Ingin berkonsultasi, Nasser tidak memperoleh jawaban sepatah pun dari patung singa berkepala manusia yang sudah ribuan tahun usianya itu. Penjelasan Nasser bahwa ia adalah presiden yang berkuasa penuh tidak menghasilkan jawaban apa pun. Berkali-kali hal itu terjadi, hingga suatu kali habis kesabaran Nasser. Dijanjikannya, kalau saja Sphinx itu mau menjawab maka apa pun permintaannya akan dituruti Nasser. Dengan penuh lara, menjawablah sang Sphinx: ‘Exit Permit’.

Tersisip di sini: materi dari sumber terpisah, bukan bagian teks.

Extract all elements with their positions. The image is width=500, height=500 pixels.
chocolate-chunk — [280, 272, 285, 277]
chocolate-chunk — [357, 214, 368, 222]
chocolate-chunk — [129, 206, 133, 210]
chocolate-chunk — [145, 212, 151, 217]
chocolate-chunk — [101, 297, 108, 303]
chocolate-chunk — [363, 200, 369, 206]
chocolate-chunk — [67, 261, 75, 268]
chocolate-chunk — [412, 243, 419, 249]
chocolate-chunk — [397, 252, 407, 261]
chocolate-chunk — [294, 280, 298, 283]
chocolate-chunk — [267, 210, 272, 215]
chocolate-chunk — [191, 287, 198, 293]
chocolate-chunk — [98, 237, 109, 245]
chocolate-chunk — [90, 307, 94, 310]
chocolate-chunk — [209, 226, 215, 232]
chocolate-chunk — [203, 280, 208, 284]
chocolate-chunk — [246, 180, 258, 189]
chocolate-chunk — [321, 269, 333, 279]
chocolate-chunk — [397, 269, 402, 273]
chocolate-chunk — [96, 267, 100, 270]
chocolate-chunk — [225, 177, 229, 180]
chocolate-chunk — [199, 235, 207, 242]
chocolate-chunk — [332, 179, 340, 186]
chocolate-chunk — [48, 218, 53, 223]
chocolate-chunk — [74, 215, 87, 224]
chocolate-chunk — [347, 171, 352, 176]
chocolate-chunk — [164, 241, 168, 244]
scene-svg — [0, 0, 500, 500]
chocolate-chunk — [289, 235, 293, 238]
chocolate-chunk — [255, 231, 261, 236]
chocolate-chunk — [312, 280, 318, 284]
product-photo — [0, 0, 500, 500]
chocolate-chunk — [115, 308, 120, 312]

Lelucon juga memiliki kemampuan untuk menggalang kesatuan dan persatuan, minimal dengan jalan mengidentifikasi ‘lawan bersama’, seperti yang diibaratkan oleh lelucon berikut dari Polandia. Dua orang bertemu, yang satu bertanya kepada kawannya: ‘Hadiah apa yang diperoleh kalau memamerkan lambang Serikat Buruh Solidaritas di Moskow?’ Kawannya menjawab tidak tahu: ‘Apakah hadiahnya?’ Sang penanya pun kemudian menjawab sendiri teka-tekinya itu: ‘Dua buah gelang dan satu rantai.’ Kawannya kembali bertanya: ‘Gelang apakah? Emas atau perak?’ Dijawab oleh sang penanya dengan singkat: ‘Borgol’.
Lelucon juga dapat berfungsi kritik terhadap keadaan tidak menyenangkan di tempat sendiri, seperti lelucon pertama yang diuraikan oleh penulis di permulaan tulisan ini. Atau seperti lelucon berikut dari Suriah: seorang atlet lari dari Suriah memenangkan emas lomba lari olimpiade. Prestasi mengagungkan di arena demikian terhormat. Pantas saja ia langsung diwawancarai, ditanya apa rahasia kemenangannya itu. ‘Mudah saja,’ jawabnya. ‘Tiap kali bersiap-siap akan start, saya bayangkan ada serdadu Israel di belakang saya yang mau menembak saya’.